Additionally, 26% of survey respondents said COVID-19 is making them more likely to receive the flu vaccine this year. According to an AHA press release, respondents who were Hispanic were more likely to say COVID-19 had an impact on their flu shot decision (57%) compared with non-Hispanic respondents (38%).
According to the release, influenza and its counterpart, pneumonia, ranked among the top 10 causes of death among Americans, and during the 2018-2019 flu season, 93% of adults hospitalized with influenza reported at least one underlying medical condition such as, diabetes or obesity. Individuals with CVD account for about half of all influenza hospitalizations.
According to the release, the CDC recommends that individuals 6 months of age and older should receive their flu vaccine by Oct. 31, for best protection.
“The flu virus is going to have an easier time spreading this year with more people out and about at school, church, sporting events and so on. It’s incredibly important for you to get the flu vaccine this year and make sure you and your loved ones are protected,” Donald Lloyd-Jones, MD, ScM, FAHA, professor of preventive medicine, medicine and pediatrics and chair of preventive medicine at Northwestern University Feinberg School of Medicine, and president of the AHA, said in the release.

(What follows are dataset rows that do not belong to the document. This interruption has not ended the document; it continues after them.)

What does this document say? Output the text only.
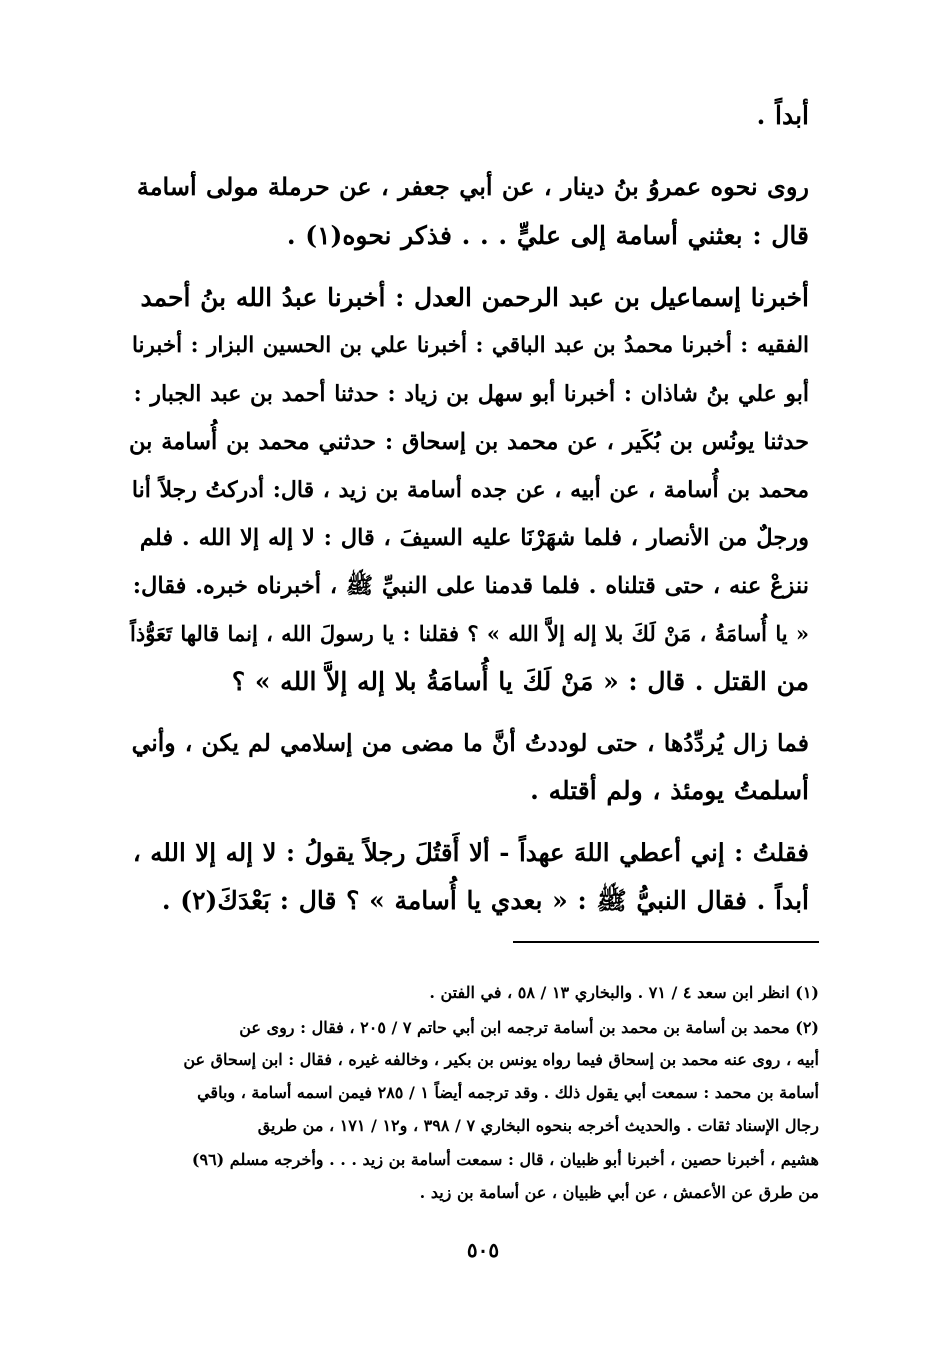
أبداً .
روى نحوه عمروُ بنُ دينار ، عن أبي جعفر ، عن حرملة مولى أسامة
قال : بعثني أسامة إلى عليٍّ . . . فذكر نحوه(١) .
أخبرنا إسماعيل بن عبد الرحمن العدل : أخبرنا عبدُ الله بنُ أحمد
الفقيه : أخبرنا محمدُ بن عبد الباقي : أخبرنا علي بن الحسين البزار : أخبرنا
أبو علي بنُ شاذان : أخبرنا أبو سهل بن زياد : حدثنا أحمد بن عبد الجبار :
حدثنا يونُس بن بُكَير ، عن محمد بن إسحاق : حدثني محمد بن أُسامة بن
محمد بن أُسامة ، عن أبيه ، عن جده أسامة بن زيد ، قال: أدركتُ رجلاً أنا
ورجلٌ من الأنصار ، فلما شهَرْنَا عليه السيفَ ، قال : لا إله إلا الله . فلم
ننزعْ عنه ، حتى قتلناه . فلما قدمنا على النبيِّ ﷺ ، أخبرناه خبره. فقال:
« يا أُسامَةُ ، مَنْ لَكَ بلا إله إلاَّ الله » ؟ فقلنا : يا رسولَ الله ، إنما قالها تَعَوُّذاً
من القتل . قال : « مَنْ لَكَ يا أُسامَةُ بلا إله إلاَّ الله » ؟
فما زال يُردِّدُها ، حتى لوددتُ أنَّ ما مضى من إسلامي لم يكن ، وأني
أسلمتُ يومئذ ، ولم أقتله .
فقلتُ : إني أعطي اللهَ عهداً - ألا أَقتُلَ رجلاً يقولُ : لا إله إلا الله ،
أبداً . فقال النبيُّ ﷺ : « بعدي يا أُسامة » ؟ قال : بَعْدَكَ(٢) .
(١) انظر ابن سعد ٤ / ٧١ . والبخاري ١٣ / ٥٨ ، في الفتن .
(٢) محمد بن أسامة بن محمد بن أسامة ترجمه ابن أبي حاتم ٧ / ٢٠٥ ، فقال : روى عن
أبيه ، روى عنه محمد بن إسحاق فيما رواه يونس بن بكير ، وخالفه غيره ، فقال : ابن إسحاق عن
أسامة بن محمد : سمعت أبي يقول ذلك . وقد ترجمه أيضاً ١ / ٢٨٥ فيمن اسمه أسامة ، وباقي
رجال الإسناد ثقات . والحديث أخرجه بنحوه البخاري ٧ / ٣٩٨ ، و١٢ / ١٧١ ، من طريق
هشيم ، أخبرنا حصين ، أخبرنا أبو ظبيان ، قال : سمعت أسامة بن زيد . . . وأخرجه مسلم (٩٦)
من طرق عن الأعمش ، عن أبي ظبيان ، عن أسامة بن زيد .
٥٠٥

“We recommend the flu shot for essentially everyone and particularly people who might be vulnerable because they have chronic health conditions — things like diabetes, high blood pressure or obesity — as well as people who are likely to be extra exposed like health care workers, and people who are working in an essential front-line job where they come into contact with a lot of different people,” Lloyd-Jones said.
According to the survey, 94% of respondents incorrectly answered at least one of eight questions about flu vaccination, with 83% of individuals aged 18 to 24 years getting at least two questions incorrect, compared with 67% of individuals aged 25 to 40 years, 67% of those aged 41 to 56 years and 58% of respondents aged 57 to 75 years.
Moreover, 73% of respondents knew they would not get influenza from the flu vaccine and 88% knew they could get a COVID-19 vaccine and flu vaccine at the same time.
“The way the flu vaccine is made, you cannot get the flu from the flu shot. Rest assured; you’re not going to get the flu from this shot just as you don’t get COVID-19 from the COVID-19 vaccine,” Lloyd-Jones said in a related video. “That’s not the way these vaccines work. These vaccines work by priming the immune system so that it will recognize certain proteins in the virus or by recognizing fully killed dead viruses so that your immunes system is ready to attack the live ones if you get exposed.”